La confirmación de la orden oficial de hacer bajar inspectores al lugar, plantea el interrogante respecto de cómo si la obra estaba clausurada, la misma Municipalidad prestaba colaboración para que los trabajos se sigan realizando, una contradicción que ya está en manos de los fiscales y que no resiste demasiado análisis.
Aunque todo apunta a una mala decisión profesional como desencadenante de la tragedia, esta pudo haber sido evitada si desde la Municipalidad de Corrientes se tomaba intervención seriamente, clausurando la obra que ya acumulaba alrededor de 17 denuncias de irregularidades de los vecinos y una cantidad similar de parte de la Uocra, por las condiciones de inseguridad en las que se trabajaba en el lugar.

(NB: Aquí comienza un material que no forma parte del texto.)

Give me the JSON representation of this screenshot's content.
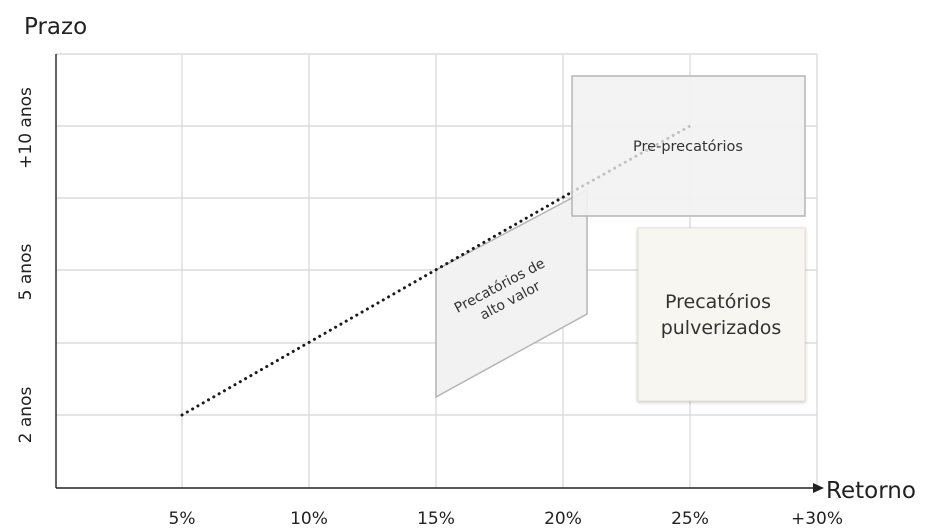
{
  "chart_data": {
    "type": "diagram",
    "axes": {
      "y_title": "Prazo",
      "x_title": "Retorno",
      "x_ticks": [
        "5%",
        "10%",
        "15%",
        "20%",
        "25%",
        "+30%"
      ],
      "y_ticks": [
        "2 anos",
        "5 anos",
        "+10 anos"
      ]
    },
    "regions": [
      {
        "id": "alto-valor",
        "label_lines": [
          "Precatórios de",
          "alto valor"
        ],
        "fill": "#f2f2f2",
        "stroke": "#b5b5b5"
      },
      {
        "id": "pre",
        "label_lines": [
          "Pre-precatórios"
        ],
        "fill": "#f2f2f2",
        "stroke": "#b5b5b5"
      },
      {
        "id": "pulverizados",
        "label_lines": [
          "Precatórios",
          "pulverizados"
        ],
        "fill": "#f8f6f1",
        "stroke": "#e5e0d6"
      }
    ],
    "colors": {
      "grid": "#dcdcdc",
      "axis": "#222222",
      "trend_dark": "#1a1a1a",
      "trend_light": "#c3c3c3",
      "text": "#222222"
    }
  }
}
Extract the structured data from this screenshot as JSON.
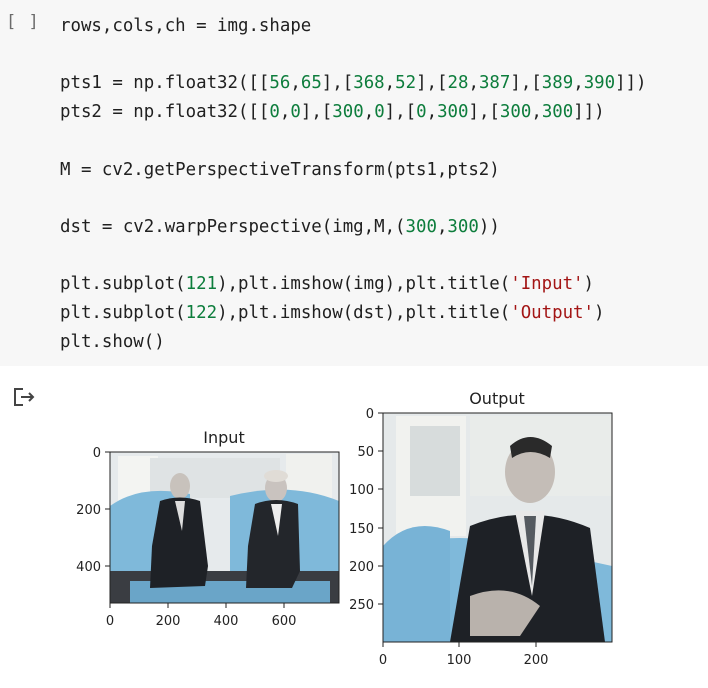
{
  "cell": {
    "run_button": "[ ]",
    "code_lines": [
      [
        {
          "t": "rows,cols,ch = img.shape"
        }
      ],
      [],
      [
        {
          "t": "pts1 = np.float32([[",
          "c": ""
        },
        {
          "t": "56",
          "c": "num"
        },
        {
          "t": ","
        },
        {
          "t": "65",
          "c": "num"
        },
        {
          "t": "],["
        },
        {
          "t": "368",
          "c": "num"
        },
        {
          "t": ","
        },
        {
          "t": "52",
          "c": "num"
        },
        {
          "t": "],["
        },
        {
          "t": "28",
          "c": "num"
        },
        {
          "t": ","
        },
        {
          "t": "387",
          "c": "num"
        },
        {
          "t": "],["
        },
        {
          "t": "389",
          "c": "num"
        },
        {
          "t": ","
        },
        {
          "t": "390",
          "c": "num"
        },
        {
          "t": "]])"
        }
      ],
      [
        {
          "t": "pts2 = np.float32([["
        },
        {
          "t": "0",
          "c": "num"
        },
        {
          "t": ","
        },
        {
          "t": "0",
          "c": "num"
        },
        {
          "t": "],["
        },
        {
          "t": "300",
          "c": "num"
        },
        {
          "t": ","
        },
        {
          "t": "0",
          "c": "num"
        },
        {
          "t": "],["
        },
        {
          "t": "0",
          "c": "num"
        },
        {
          "t": ","
        },
        {
          "t": "300",
          "c": "num"
        },
        {
          "t": "],["
        },
        {
          "t": "300",
          "c": "num"
        },
        {
          "t": ","
        },
        {
          "t": "300",
          "c": "num"
        },
        {
          "t": "]])"
        }
      ],
      [],
      [
        {
          "t": "M = cv2.getPerspectiveTransform(pts1,pts2)"
        }
      ],
      [],
      [
        {
          "t": "dst = cv2.warpPerspective(img,M,("
        },
        {
          "t": "300",
          "c": "num"
        },
        {
          "t": ","
        },
        {
          "t": "300",
          "c": "num"
        },
        {
          "t": "))"
        }
      ],
      [],
      [
        {
          "t": "plt.subplot("
        },
        {
          "t": "121",
          "c": "num"
        },
        {
          "t": "),plt.imshow(img),plt.title("
        },
        {
          "t": "'Input'",
          "c": "str"
        },
        {
          "t": ")"
        }
      ],
      [
        {
          "t": "plt.subplot("
        },
        {
          "t": "122",
          "c": "num"
        },
        {
          "t": "),plt.imshow(dst),plt.title("
        },
        {
          "t": "'Output'",
          "c": "str"
        },
        {
          "t": ")"
        }
      ],
      [
        {
          "t": "plt.show()"
        }
      ]
    ]
  },
  "output": {
    "icon": "output-redirect-icon",
    "colors": {
      "image_bg": "#e8ecee",
      "sofa": "#7fb9da",
      "suit": "#1e2126",
      "skin": "#c8c2bc",
      "axis": "#222222"
    },
    "plots": [
      {
        "title": "Input",
        "x_ticks": [
          "0",
          "200",
          "400",
          "600"
        ],
        "y_ticks": [
          "0",
          "200",
          "400"
        ]
      },
      {
        "title": "Output",
        "x_ticks": [
          "0",
          "100",
          "200"
        ],
        "y_ticks": [
          "0",
          "50",
          "100",
          "150",
          "200",
          "250"
        ]
      }
    ]
  }
}
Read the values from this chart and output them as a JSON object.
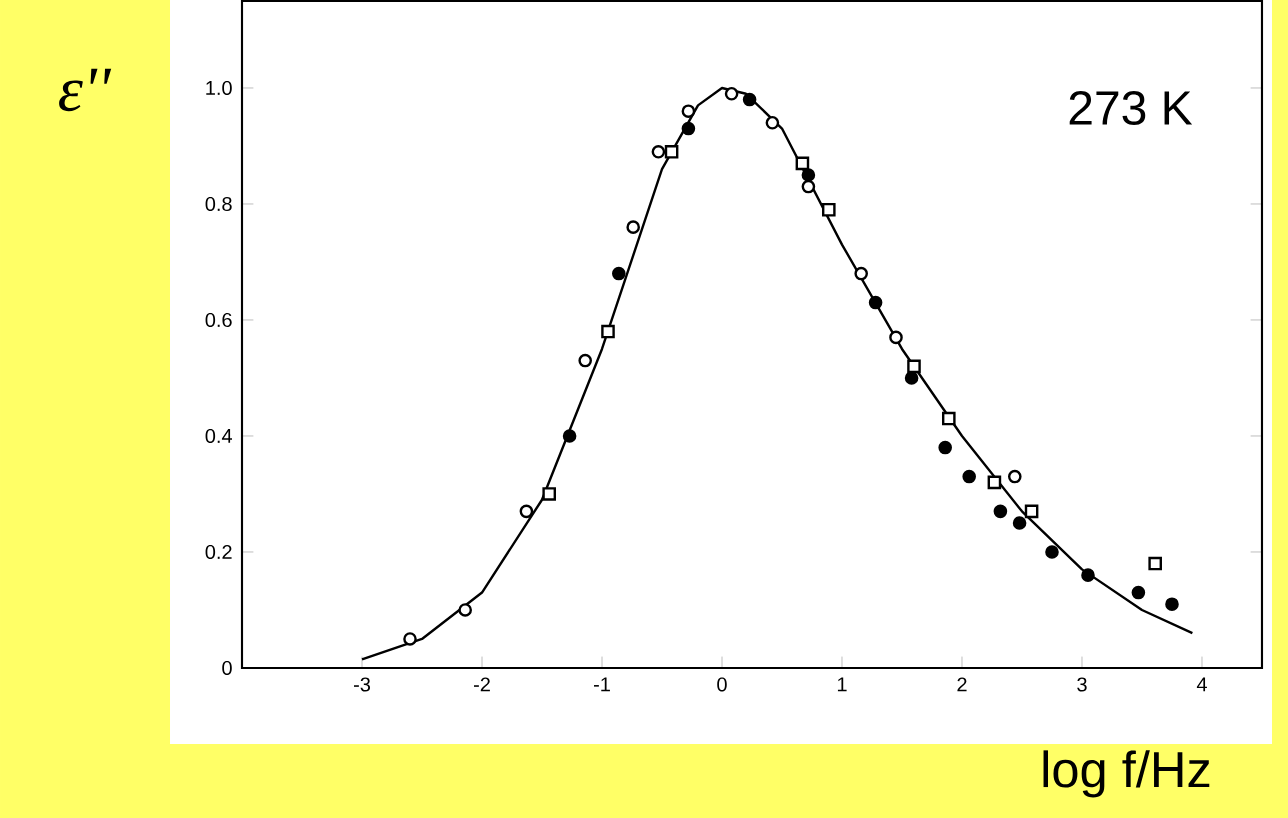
{
  "chart_data": {
    "type": "scatter",
    "xlabel": "log f/Hz",
    "ylabel": "ε''",
    "annotations": [
      "273 K"
    ],
    "xlim": [
      -4,
      4.5
    ],
    "ylim": [
      0,
      1.15
    ],
    "xticks": [
      -3,
      -2,
      -1,
      0,
      1,
      2,
      3,
      4
    ],
    "yticks": [
      0,
      {
        "value": 0.2,
        "label": "0.2"
      },
      {
        "value": 0.4,
        "label": "0.4"
      },
      {
        "value": 0.6,
        "label": "0.6"
      },
      {
        "value": 0.8,
        "label": "0.8"
      },
      {
        "value": 1,
        "label": "1.0"
      }
    ],
    "grid": false,
    "series": [
      {
        "type": "line",
        "color": "#000000",
        "marker": "none",
        "x": [
          -3,
          -2.5,
          -2,
          -1.5,
          -1,
          -0.5,
          -0.2,
          0,
          0.2,
          0.5,
          1,
          1.5,
          2,
          2.5,
          3,
          3.5,
          3.92
        ],
        "values": [
          0.015,
          0.05,
          0.13,
          0.29,
          0.55,
          0.86,
          0.97,
          1.0,
          0.99,
          0.93,
          0.73,
          0.55,
          0.4,
          0.27,
          0.17,
          0.1,
          0.06
        ]
      },
      {
        "color": "#ffffff",
        "marker": "circle",
        "x": [
          -2.6,
          -2.14,
          -1.63,
          -1.14,
          -0.74,
          -0.53,
          -0.28,
          0.08,
          0.42,
          0.72,
          1.16,
          1.45,
          2.44
        ],
        "values": [
          0.05,
          0.1,
          0.27,
          0.53,
          0.76,
          0.89,
          0.96,
          0.99,
          0.94,
          0.83,
          0.68,
          0.57,
          0.33
        ]
      },
      {
        "color": "#ffffff",
        "marker": "square",
        "x": [
          -1.44,
          -0.95,
          -0.42,
          0.67,
          0.89,
          1.6,
          1.89,
          2.27,
          2.58,
          3.61
        ],
        "values": [
          0.3,
          0.58,
          0.89,
          0.87,
          0.79,
          0.52,
          0.43,
          0.32,
          0.27,
          0.18
        ]
      },
      {
        "color": "#000000",
        "marker": "circle",
        "x": [
          -1.27,
          -0.86,
          -0.28,
          0.23,
          0.72,
          1.28,
          1.58,
          1.86,
          2.06,
          2.32,
          2.48,
          2.75,
          3.05,
          3.47,
          3.75
        ],
        "values": [
          0.4,
          0.68,
          0.93,
          0.98,
          0.85,
          0.63,
          0.5,
          0.38,
          0.33,
          0.27,
          0.25,
          0.2,
          0.16,
          0.13,
          0.11
        ]
      }
    ]
  }
}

Desde la Municipalidad, el secretario de Obras Públicas, Martín Barrionuevo, afirmó que la obra estaba clausurada desde el lunes 19, algo que los constructores niegan, y de acuerdo con las mismas palabras del funcionario al momento de la tragedia, la obra continuaba clausurada. De ahí que no resulte lógico ni explicable que la misma Municipalidad haya prestado colaboración para que se siga trabajando.
La Comuna capitalina no aplicó el poder de policía que tiene otorgado por la Constitución Provincial y por la Carta Orgánica ni tampoco hizo la denuncia penal correspondiente por el incumplimiento de la orden.
Los vecinos aseguran que desoyeron reiteradas denuncias y podría entenderse que si la obra estaba clausurada, al enviar inspectores de tránsito al lugar la municipalidad colaboró con la violación de la clausura. Sin dudas que la situación de varios funcionarios municipales, con el intendente Carlos Mauricio Espínola a la cabeza, es más que complicada y ahí podría estar tal vez "la perdida del intendente en medio de la tragedia y hasta ahora".